EC: This is such a great question. I think we can look at it through the lens of gender for sure, but I think it also has a lot to do with class. I can start with gender. When we think about dude food and this binary of masculine/feminine mapping onto unhealthy/healthy – that there's this carefree approach to food and not caring about guidelines or how we should eat and being able to thwart those sorts of expectations – that Donald Trump's foodways do mirror that sort of limitlessness. Strangely enough, I've been working with Real Men Don't Eat Quiche, which was this work of parody and satire and it was a best seller in 1982. One of the lines in it reveals how these ideas about food and about gender map onto a view of the world, and to ideas about global politics. One of the examples where there's truth between the lines of satire in Real Men Don't Quiche is this line about, 'Things were better in the past, when men were men and women were sex objects and the rest of the world understood. One false move and we nuke ‘em.' I remember the first time I read that when I started working with this text, that it reminded me a bit of how this particular president is approaching the world and thinking about it in terms that we haven't seen for a while. The other thing with Real Men Don't Quiche is this idea that real men don't eat light, healthy foods like quiche; that they don't diet, or if they do, they would never talk about it; that they would certainly lift weights for strength and to build heft. So I see those sorts of mirrorings in ideas about gender.

That's something I always try to emphasize with my students – to have this omnivorousness in what they're willing to taste and what they're willing to learn and what ideas they're willing to think about.


But in thinking about Donald Trump's foodways and class, what it makes me think of is I actually read Donald Trump and Guy Fieri through one another. I find that the polarizing reactions to both of them have something to do with how they subvert expected social norms and standards – ideas about professionalization, of who should be president and of who should be celebrity chef. Ideas of about a real man should act. Ideas of middle class respectability or of affluence. And I think that's part of where the rub is with Donald Trump and the way that he eats. A man with considerable means and affluence, but the way that he eats doesn't map onto how one would assume someone of that class standing would eat and would view food. And so I think there it gives us a way to think through the tension of him presenting himself as a populist, and as someone who understands the concerns and experiences of average citizens. And so I think his food highlights that contradiction of how he presents himself and conducts himself along those lines of class, and how they map out over the American populace as well.
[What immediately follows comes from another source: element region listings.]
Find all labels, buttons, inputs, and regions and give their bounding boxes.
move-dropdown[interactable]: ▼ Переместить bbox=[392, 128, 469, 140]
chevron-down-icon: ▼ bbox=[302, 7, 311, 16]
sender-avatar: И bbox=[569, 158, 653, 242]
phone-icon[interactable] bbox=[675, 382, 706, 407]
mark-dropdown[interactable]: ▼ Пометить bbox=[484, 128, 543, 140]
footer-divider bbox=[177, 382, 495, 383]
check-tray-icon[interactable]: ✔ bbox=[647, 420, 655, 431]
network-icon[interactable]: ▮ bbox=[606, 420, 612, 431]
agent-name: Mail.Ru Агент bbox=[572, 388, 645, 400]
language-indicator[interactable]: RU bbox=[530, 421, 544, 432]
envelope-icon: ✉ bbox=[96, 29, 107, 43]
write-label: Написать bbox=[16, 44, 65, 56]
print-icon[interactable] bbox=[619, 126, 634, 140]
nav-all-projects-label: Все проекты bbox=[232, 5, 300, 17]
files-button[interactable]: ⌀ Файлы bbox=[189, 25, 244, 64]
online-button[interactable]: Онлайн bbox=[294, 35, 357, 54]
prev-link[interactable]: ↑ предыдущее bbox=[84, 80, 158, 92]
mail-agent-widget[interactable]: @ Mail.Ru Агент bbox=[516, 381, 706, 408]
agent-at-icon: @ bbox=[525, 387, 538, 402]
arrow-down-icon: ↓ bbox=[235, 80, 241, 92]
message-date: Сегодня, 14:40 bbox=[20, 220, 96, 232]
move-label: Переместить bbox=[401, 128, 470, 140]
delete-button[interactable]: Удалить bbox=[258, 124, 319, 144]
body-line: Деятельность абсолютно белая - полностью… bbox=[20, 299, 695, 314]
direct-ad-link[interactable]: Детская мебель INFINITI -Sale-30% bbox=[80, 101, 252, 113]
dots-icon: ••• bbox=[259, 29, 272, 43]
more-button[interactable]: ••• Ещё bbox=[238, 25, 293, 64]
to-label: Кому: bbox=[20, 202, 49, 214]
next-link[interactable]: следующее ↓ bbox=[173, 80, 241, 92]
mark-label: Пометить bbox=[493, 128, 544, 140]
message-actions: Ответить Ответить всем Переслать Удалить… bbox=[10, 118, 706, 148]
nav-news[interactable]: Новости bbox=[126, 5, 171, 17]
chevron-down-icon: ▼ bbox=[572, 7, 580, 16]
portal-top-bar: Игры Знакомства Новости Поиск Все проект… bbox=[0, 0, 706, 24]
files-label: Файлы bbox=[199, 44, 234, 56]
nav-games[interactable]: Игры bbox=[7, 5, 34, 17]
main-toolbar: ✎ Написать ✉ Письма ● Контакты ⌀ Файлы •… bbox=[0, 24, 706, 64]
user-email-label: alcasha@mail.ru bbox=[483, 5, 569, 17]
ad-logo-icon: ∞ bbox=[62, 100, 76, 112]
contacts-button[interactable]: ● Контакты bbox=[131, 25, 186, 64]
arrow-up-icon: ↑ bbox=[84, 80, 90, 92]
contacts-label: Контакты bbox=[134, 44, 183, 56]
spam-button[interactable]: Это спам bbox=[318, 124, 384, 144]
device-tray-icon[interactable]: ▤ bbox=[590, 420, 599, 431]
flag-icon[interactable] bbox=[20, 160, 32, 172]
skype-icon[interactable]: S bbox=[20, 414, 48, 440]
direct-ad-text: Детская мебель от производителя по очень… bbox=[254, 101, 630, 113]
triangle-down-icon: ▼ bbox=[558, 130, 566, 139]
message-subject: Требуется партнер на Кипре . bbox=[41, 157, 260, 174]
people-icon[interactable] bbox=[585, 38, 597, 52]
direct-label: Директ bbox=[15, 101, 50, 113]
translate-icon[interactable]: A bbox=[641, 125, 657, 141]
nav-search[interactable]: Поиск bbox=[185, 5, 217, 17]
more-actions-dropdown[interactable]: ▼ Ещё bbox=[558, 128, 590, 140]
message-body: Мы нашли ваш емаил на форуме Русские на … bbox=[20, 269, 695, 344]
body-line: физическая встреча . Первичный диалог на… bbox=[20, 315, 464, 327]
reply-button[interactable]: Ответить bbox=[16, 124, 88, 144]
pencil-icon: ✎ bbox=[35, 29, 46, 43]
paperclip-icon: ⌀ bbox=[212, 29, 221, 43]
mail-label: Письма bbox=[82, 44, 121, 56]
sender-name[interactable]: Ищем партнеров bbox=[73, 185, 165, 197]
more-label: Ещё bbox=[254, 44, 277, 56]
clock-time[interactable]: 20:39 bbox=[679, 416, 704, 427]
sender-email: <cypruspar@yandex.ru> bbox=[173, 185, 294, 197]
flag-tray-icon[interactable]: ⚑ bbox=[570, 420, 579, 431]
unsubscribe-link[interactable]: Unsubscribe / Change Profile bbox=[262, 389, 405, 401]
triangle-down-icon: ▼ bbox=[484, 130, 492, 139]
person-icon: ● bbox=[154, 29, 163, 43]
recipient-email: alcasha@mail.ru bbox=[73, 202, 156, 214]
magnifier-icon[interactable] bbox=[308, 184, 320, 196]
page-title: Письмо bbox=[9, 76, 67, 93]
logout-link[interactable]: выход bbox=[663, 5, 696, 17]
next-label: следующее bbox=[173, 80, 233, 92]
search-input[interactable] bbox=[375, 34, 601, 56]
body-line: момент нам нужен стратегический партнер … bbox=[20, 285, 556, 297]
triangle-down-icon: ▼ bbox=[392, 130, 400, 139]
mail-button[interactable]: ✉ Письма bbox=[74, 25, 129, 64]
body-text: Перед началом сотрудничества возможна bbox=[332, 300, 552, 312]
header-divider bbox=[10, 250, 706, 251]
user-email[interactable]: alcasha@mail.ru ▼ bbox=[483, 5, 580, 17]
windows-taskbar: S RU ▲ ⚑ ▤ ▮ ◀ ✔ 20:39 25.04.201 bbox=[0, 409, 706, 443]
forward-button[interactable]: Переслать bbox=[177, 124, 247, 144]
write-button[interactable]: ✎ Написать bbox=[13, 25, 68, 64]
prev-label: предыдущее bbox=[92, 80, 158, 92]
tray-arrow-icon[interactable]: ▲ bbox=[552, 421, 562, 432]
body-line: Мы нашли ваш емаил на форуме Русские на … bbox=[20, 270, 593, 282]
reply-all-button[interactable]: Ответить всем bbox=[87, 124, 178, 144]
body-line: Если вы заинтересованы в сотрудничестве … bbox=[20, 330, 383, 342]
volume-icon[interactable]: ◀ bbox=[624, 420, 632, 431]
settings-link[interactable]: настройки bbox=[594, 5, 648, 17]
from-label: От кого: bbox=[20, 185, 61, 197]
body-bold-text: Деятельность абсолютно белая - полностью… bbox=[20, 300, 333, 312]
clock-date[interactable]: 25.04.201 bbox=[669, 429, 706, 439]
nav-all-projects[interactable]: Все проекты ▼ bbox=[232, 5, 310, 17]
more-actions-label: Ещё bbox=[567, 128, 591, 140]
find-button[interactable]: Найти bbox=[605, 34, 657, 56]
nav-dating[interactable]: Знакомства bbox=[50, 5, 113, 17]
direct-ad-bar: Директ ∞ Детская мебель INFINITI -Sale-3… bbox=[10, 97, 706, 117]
MB: That sent me spinning into so many awesome places. It has me thinking a little bit about authenticity. I'm wondering then what this means for Trump and how he's allowed to present himself, or participate in food.

EC: Authentic from a food studies perspective is this very contentious term. It's very constructed, it's highly variable, but it has considerable meaning, and it can have big weight. Particularly from a capitalistic standpoint, from a branding standpoint, from being able to say this is authentic. But then I mean, he and all eaters have the right and we all should be able to eat the way that is authentically us. Having ketchup on steak is delicious in its own way. That's something I always try to emphasize with my students – to have this omnivorousness in what they're willing to taste and what they're willing to learn and what ideas they're willing to think about. So, I think this "foodist," this elitist kind of perspective on how Trump eats isn't serving any of us very well, but I think that disconnect between the way he eats and the class standing he literally possesses, they don't read as authentic because of the way that they mismatch. You could also read that as subversion, right, that there's something interesting there. That's where I see the parallel to Guy Fieri. The food he presents that so many think is highly commercial and overtop, what kind of an authenticity is that presenting? And Diners, Drive-ins And Dives frequently trades in the discourse of authenticity of the kinds of restaurants that they're promoting.